Tough to imagine -- but not impossible, thanks to the good folks at Soulpepper.
To refresh your memory: In 2006, Soulpepper tackled Wilde's classic comedy in a lacklustre production helmed by Ben Barnes -- a production plagued not only by casting and set problems but by a fundamental lack of appreciation of the source material and how it should be used.
All of which might have given them pause when they considered producing Tom Stoppard's Travesties -- but if it did, it wasn't pause enough.
Travesties -- Stoppard's topsy-turvey deconstruction of Wilde's comedy -- opened earlier this week at the Young Centre.
In Travesties, Stoppard treats Earnest as a memory play, setting it in the addled recollections of an aging British civil servant who once performed one of the leading roles in an amateur production of the play.
As an historical note, it is a production that actually took place in Zurich during World War I, staged as a theatrical diversion by an Irish writer and ex-pat named of James Joyce of Ulysses fame.
And history also tells us that British diplomat Henry Carr was in that production, having been posted to in Zurich after being wounded in battle.
Now in his dotage, Carr (played by Diego Matamoros in a yet another pique of technical earnestness) finds his recollections of Joyce (David Storch) and his production of Earnest all wrapped up with memories, either real or imagined, of early Dada-ist poet Tristan Tzara (Jordan Pettle) and one Vladamir Ilyich Ulyanov (Oliver Dennis) before he made a name for himself as a fellow named Lenin, both of whom happened to be in Zurich at this same time.
Maggie Huculak is along for the ride as Mrs.
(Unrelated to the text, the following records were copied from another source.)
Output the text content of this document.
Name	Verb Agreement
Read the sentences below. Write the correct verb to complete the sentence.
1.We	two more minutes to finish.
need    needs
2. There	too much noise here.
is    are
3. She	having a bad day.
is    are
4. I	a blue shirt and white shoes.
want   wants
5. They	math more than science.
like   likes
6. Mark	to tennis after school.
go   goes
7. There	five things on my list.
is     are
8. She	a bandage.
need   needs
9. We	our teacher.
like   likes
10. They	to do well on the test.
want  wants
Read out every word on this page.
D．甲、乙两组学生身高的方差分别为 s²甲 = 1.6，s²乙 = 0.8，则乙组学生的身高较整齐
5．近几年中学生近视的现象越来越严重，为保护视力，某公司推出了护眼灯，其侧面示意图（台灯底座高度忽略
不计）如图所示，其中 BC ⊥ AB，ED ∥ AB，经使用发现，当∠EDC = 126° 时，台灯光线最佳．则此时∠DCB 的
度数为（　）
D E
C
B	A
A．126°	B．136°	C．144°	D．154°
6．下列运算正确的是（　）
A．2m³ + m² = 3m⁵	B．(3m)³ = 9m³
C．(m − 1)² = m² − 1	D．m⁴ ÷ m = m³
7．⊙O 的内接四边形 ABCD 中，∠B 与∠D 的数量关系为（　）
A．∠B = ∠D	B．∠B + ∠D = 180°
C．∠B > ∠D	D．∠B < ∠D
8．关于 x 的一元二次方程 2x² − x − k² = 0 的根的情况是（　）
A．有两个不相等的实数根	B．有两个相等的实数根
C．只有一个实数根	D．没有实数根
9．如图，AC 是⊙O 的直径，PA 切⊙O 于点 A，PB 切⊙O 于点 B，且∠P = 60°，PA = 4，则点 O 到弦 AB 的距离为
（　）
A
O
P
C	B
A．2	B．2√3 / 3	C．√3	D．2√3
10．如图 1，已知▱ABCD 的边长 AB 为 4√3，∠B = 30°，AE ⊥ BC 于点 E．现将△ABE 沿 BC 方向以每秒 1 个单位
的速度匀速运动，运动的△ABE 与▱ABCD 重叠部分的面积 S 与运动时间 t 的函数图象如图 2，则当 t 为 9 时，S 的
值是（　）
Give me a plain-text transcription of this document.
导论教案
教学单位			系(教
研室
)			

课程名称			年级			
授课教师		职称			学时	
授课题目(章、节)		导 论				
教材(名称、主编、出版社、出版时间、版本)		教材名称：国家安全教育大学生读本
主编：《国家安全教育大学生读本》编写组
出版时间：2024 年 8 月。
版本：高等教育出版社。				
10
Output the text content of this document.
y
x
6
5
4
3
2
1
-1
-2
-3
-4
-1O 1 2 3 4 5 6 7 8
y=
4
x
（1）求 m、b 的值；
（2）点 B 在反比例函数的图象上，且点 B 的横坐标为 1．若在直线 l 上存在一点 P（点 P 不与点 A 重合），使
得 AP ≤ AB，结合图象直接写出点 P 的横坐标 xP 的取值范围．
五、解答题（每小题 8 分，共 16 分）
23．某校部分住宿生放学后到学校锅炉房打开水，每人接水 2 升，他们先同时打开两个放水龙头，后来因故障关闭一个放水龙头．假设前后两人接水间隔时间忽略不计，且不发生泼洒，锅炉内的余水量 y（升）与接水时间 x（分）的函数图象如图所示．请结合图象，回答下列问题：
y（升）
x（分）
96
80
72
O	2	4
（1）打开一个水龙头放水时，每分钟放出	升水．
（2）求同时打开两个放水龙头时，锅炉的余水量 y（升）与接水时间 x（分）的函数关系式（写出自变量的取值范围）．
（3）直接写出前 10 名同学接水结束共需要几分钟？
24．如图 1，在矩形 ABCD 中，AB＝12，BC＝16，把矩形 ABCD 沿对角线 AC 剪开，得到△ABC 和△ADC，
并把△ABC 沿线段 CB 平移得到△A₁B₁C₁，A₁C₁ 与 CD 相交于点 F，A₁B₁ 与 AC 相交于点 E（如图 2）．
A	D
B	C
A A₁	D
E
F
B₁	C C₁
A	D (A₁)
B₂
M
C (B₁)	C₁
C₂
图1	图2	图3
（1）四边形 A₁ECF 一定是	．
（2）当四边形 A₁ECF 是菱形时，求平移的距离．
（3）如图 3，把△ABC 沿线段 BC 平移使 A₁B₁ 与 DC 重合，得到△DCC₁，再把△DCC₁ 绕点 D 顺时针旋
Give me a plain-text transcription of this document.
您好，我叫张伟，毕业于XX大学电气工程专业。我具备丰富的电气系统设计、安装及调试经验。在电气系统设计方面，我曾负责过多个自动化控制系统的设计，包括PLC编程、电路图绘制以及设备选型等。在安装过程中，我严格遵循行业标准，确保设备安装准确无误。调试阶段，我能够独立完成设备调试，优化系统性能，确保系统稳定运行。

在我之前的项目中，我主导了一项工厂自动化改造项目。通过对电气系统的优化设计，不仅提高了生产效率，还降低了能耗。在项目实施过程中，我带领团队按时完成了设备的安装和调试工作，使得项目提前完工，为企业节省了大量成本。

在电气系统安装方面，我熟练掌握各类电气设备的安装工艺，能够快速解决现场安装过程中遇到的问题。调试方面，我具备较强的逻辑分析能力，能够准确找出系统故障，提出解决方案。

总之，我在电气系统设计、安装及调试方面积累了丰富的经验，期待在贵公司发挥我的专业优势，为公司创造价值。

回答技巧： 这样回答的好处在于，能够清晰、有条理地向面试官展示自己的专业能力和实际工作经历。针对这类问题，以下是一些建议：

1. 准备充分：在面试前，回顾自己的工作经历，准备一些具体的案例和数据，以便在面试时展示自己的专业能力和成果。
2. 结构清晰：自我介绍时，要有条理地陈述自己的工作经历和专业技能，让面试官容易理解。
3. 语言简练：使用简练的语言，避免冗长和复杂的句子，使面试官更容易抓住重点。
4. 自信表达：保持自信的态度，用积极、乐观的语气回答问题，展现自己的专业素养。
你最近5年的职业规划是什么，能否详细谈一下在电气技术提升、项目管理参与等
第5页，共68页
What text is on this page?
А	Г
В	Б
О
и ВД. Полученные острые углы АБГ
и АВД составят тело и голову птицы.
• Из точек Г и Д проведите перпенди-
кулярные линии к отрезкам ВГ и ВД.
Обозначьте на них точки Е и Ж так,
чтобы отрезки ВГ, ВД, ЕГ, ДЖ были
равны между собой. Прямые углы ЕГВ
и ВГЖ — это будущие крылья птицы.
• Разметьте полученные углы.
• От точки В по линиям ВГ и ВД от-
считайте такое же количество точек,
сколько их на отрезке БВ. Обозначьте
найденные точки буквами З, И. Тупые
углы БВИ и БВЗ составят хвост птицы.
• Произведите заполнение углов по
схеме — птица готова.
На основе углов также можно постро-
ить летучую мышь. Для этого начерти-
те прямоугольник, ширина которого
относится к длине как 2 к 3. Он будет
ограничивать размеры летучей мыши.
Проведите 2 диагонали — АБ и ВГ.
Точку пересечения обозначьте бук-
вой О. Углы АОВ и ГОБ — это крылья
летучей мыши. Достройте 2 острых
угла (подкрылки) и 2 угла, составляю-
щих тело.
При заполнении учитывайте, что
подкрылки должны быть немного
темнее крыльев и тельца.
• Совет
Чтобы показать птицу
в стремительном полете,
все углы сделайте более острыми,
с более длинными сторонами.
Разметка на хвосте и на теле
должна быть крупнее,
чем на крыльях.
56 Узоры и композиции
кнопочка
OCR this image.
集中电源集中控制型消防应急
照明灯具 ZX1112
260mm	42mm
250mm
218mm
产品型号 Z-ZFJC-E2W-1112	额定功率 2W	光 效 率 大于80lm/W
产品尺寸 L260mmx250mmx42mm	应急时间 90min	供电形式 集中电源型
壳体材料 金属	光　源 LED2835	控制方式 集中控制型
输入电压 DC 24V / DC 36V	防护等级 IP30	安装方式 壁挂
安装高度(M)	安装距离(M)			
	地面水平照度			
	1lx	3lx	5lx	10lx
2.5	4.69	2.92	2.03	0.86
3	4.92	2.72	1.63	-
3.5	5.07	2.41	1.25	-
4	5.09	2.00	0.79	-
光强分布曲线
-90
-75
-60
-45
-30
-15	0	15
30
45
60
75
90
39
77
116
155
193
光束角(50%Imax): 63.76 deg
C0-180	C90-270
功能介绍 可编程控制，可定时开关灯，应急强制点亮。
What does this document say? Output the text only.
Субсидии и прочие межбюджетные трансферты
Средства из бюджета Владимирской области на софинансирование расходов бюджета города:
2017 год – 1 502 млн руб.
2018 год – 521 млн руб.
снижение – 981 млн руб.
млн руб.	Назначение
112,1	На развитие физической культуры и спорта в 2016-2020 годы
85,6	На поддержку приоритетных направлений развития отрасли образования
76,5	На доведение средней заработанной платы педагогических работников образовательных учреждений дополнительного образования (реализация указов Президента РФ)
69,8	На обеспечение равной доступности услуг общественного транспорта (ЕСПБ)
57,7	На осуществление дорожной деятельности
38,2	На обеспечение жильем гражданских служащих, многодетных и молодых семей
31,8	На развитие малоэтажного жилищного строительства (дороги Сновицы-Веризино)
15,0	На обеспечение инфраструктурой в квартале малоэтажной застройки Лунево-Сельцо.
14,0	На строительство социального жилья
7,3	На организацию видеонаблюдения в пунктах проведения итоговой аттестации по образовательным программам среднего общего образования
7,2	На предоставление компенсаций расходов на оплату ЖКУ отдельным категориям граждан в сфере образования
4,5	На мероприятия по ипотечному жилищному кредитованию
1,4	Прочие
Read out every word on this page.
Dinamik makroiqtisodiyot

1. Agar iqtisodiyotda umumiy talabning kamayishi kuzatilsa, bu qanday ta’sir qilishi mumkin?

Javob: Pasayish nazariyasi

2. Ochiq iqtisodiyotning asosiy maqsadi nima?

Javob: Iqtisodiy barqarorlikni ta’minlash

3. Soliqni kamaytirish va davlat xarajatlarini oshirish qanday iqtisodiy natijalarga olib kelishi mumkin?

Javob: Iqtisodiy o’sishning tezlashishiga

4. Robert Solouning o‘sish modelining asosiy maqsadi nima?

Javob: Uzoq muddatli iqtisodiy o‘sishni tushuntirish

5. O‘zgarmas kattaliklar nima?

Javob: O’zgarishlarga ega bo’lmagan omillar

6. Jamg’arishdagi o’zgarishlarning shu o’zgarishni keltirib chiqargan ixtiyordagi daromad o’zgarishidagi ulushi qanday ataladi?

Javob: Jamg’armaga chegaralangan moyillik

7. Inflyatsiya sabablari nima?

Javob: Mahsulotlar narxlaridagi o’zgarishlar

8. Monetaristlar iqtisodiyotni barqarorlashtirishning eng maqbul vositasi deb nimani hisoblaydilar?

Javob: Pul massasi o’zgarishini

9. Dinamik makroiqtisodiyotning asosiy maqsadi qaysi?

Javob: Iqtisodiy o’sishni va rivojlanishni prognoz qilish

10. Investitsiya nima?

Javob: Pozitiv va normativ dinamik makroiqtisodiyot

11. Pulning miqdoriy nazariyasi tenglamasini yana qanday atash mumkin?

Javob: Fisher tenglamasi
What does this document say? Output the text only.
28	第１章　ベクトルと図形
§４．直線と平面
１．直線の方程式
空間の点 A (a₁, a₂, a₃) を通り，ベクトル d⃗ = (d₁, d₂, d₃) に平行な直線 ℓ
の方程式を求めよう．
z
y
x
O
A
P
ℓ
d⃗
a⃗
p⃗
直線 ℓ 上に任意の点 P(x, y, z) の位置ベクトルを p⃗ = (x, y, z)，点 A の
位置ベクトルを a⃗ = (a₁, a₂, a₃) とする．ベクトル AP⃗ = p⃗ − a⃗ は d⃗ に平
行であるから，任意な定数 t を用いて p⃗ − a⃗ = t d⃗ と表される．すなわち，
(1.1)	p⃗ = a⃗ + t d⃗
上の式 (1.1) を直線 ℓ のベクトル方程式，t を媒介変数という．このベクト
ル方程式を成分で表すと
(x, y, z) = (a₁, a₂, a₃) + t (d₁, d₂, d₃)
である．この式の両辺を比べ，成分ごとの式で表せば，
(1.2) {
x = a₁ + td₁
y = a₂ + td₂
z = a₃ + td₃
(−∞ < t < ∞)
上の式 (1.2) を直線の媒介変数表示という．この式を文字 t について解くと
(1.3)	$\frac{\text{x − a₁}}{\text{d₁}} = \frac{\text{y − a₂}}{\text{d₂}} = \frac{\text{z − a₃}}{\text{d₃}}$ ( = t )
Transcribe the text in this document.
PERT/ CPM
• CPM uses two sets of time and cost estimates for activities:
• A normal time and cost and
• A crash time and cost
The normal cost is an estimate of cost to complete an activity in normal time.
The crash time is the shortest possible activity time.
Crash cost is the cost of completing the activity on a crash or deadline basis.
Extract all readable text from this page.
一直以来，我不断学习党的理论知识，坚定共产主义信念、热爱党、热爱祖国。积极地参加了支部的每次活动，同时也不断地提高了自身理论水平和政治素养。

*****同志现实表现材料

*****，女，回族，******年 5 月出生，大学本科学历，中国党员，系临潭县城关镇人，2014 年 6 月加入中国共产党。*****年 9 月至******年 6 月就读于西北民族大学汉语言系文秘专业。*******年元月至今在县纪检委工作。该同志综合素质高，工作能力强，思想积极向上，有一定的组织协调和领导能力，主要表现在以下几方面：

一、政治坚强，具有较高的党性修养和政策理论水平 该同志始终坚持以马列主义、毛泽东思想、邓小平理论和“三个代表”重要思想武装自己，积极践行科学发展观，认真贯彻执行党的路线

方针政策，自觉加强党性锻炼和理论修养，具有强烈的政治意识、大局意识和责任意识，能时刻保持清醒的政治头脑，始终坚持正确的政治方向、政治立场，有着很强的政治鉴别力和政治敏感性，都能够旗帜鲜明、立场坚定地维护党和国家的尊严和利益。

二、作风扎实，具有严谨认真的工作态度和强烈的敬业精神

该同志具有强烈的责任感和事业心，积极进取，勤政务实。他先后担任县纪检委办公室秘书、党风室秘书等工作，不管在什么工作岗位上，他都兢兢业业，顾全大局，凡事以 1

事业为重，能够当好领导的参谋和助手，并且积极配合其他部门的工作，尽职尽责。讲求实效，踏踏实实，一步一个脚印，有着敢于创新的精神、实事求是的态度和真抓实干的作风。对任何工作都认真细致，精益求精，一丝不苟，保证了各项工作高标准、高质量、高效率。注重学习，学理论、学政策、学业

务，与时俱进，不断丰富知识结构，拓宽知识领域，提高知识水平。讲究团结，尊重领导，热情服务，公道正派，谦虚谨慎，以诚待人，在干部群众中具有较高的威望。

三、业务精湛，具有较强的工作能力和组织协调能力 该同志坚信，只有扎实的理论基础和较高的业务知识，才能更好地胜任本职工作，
Ulyanov, while Kevin Bundy, Krystin Pellerin and Sarah Wilson join the fray in supporting roles.
And while Stoppard appears to have been motivated at least in part by a desire to match wits with Wilde in the word-play department, he also scores telling comment on the role of art in revolution and the role of revolution in art, underlining at the same time, the minimal role the common man plays in either.
Where Stoppard takes historical proximity in time and place and spins it into a theatrical confection, Soulpepper trips up on the same elements.
Bernard Shaw may have been writing comedy at about the same time as Wilde, but assuming that director Joseph Ziegler, a masterful interpreter of the Shavian canon, can do the same for Wilde is a mistake.
In the worlds of wordplay and the tradition of music hall, Wilde may be a gazelle to Shaw's pachyderm but Ziegler nonetheless directs Wilde's work as if it were Shaw's.
In the process, he transforms the champagne of Stoppard's homage to Wilde into plain old seltzer, accepting lines that are just tossed aside by his cast rather than thrown away with wit and style.
In the face of Matamoros' oddly joyless technicality, Storch retreats so deeply into mannerisms once again that he's all but paralyzed, save in a soaring demonstration of sleight of hand that ends the first act.
And while Pettle seems to have found the key to the comedy, he gets scant help from even Dennis and Huculak, both excellent in roles all but disappeared in Stoppard's re-write of his own script.
Not surprisingly, this isn't so much Earnest deconstructed in the end as Earnest underwhelmed.